Job losses as well have been unprecedented and the economy has only recently recovered the 8.7mm jobs that were lost. One could argue that even this is hardly a measure of a return to normal when one considers population growth over that period. For its part, the unemployment rate rose higher than in the last two recessions, but the subsequent drop to its current level does not take into account underemployment (people who have taken part time jobs but want to be employed full-time). Finally, consider the participation rate or the ratio between the labor force and the overall size of the population. It has remained at its lowest levels since the 1970s. In summary, the labor market remains weaker than it was at the beginning of the recession and the Fed knows this.

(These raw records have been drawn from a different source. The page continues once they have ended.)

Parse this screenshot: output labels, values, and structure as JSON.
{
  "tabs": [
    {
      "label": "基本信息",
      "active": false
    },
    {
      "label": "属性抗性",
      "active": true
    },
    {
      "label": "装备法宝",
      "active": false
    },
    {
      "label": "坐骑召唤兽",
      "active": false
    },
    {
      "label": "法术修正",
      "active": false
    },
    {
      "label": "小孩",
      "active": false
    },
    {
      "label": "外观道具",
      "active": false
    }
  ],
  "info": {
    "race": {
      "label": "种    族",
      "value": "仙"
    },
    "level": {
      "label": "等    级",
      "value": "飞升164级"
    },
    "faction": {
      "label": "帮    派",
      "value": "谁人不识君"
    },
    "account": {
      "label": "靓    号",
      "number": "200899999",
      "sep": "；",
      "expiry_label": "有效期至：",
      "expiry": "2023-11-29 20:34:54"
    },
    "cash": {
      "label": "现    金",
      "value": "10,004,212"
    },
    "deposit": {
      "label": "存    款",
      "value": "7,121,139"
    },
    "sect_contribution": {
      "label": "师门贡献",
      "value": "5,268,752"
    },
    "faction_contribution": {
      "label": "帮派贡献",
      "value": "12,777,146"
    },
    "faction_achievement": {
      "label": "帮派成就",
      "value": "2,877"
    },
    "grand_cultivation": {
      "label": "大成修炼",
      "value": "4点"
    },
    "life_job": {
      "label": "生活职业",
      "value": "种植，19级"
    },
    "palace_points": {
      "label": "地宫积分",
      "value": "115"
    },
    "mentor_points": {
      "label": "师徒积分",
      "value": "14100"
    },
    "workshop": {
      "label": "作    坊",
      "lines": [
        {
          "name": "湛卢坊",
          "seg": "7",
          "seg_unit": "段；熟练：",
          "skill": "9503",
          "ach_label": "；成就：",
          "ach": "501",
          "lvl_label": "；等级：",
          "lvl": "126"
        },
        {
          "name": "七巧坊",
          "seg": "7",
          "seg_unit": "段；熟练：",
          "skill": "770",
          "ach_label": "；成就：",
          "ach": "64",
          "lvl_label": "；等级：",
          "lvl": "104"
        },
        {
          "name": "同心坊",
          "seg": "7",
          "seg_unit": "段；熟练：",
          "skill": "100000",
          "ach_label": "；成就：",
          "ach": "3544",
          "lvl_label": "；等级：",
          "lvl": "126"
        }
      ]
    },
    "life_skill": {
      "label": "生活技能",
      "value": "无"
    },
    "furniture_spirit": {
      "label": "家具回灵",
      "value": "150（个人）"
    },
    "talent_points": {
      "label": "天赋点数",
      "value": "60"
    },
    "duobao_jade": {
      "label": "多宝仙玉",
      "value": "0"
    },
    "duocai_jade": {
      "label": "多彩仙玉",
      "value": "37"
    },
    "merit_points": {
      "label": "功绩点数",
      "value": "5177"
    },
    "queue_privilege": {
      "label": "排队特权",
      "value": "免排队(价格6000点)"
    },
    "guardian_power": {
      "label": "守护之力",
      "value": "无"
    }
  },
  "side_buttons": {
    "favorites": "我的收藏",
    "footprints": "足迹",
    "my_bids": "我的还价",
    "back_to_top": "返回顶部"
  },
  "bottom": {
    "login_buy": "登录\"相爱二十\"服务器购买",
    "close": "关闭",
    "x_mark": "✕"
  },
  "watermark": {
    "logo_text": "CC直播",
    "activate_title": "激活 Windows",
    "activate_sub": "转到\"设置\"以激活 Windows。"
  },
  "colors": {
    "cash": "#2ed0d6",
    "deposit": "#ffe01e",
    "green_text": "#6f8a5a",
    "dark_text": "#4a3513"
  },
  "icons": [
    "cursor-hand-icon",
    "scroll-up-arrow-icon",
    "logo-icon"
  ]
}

If this isn't enough to consider, we note the financial press is even beginning to focus on the average period of economic expansion between recessions. As with most arguments, choosing the data to make a point is important and in this case, how far to go back in history is the question. For instance, the average duration of an economic expansion if one goes back to 1854 is 39 months, while the average post-WWII expansion has been 58 months. By either measure, our current recovery now at 60 months may be getting long in the tooth.
Before things get too negative, however, we note that there have been much longer periods of economic expansion if history is any guide. Certainly many of them have been associated with major wars and the following periods of reconstruction, but others have not. Consider that one of the most recent long runs was 120 months from 1991 to 2001. Certainly, the final Q1 2014 GDP number at negative 2.9% was an eye-opener, so concerns are bubbling around but everyone is hopeful Q2 will bring much better news. There are places in the U.S. now seeing strong growth, most notably those involved in oil and gas or with the technology industry. Still others are making slow progress while some are still bumping along the bottom.
Since we as a country have never been here before and since there is so much noise in the system from Fed actions to prop up and stimulate things, it could be strange for awhile. In the meantime, we sincerely hope that the next recession is not just around the corner and frankly, we don't believe it is. As always, we suggest community bankers focus efforts on providing quality products and services to business and individual customers and let the pundits worry about the rest. That said, as prudent risk managers, we would be remiss if we didn't also remind community bankers to stay flexible, monitor conditions and remain prepared just in case. It may not come for awhile, but history has provided us with the examples above that are worthy of considering.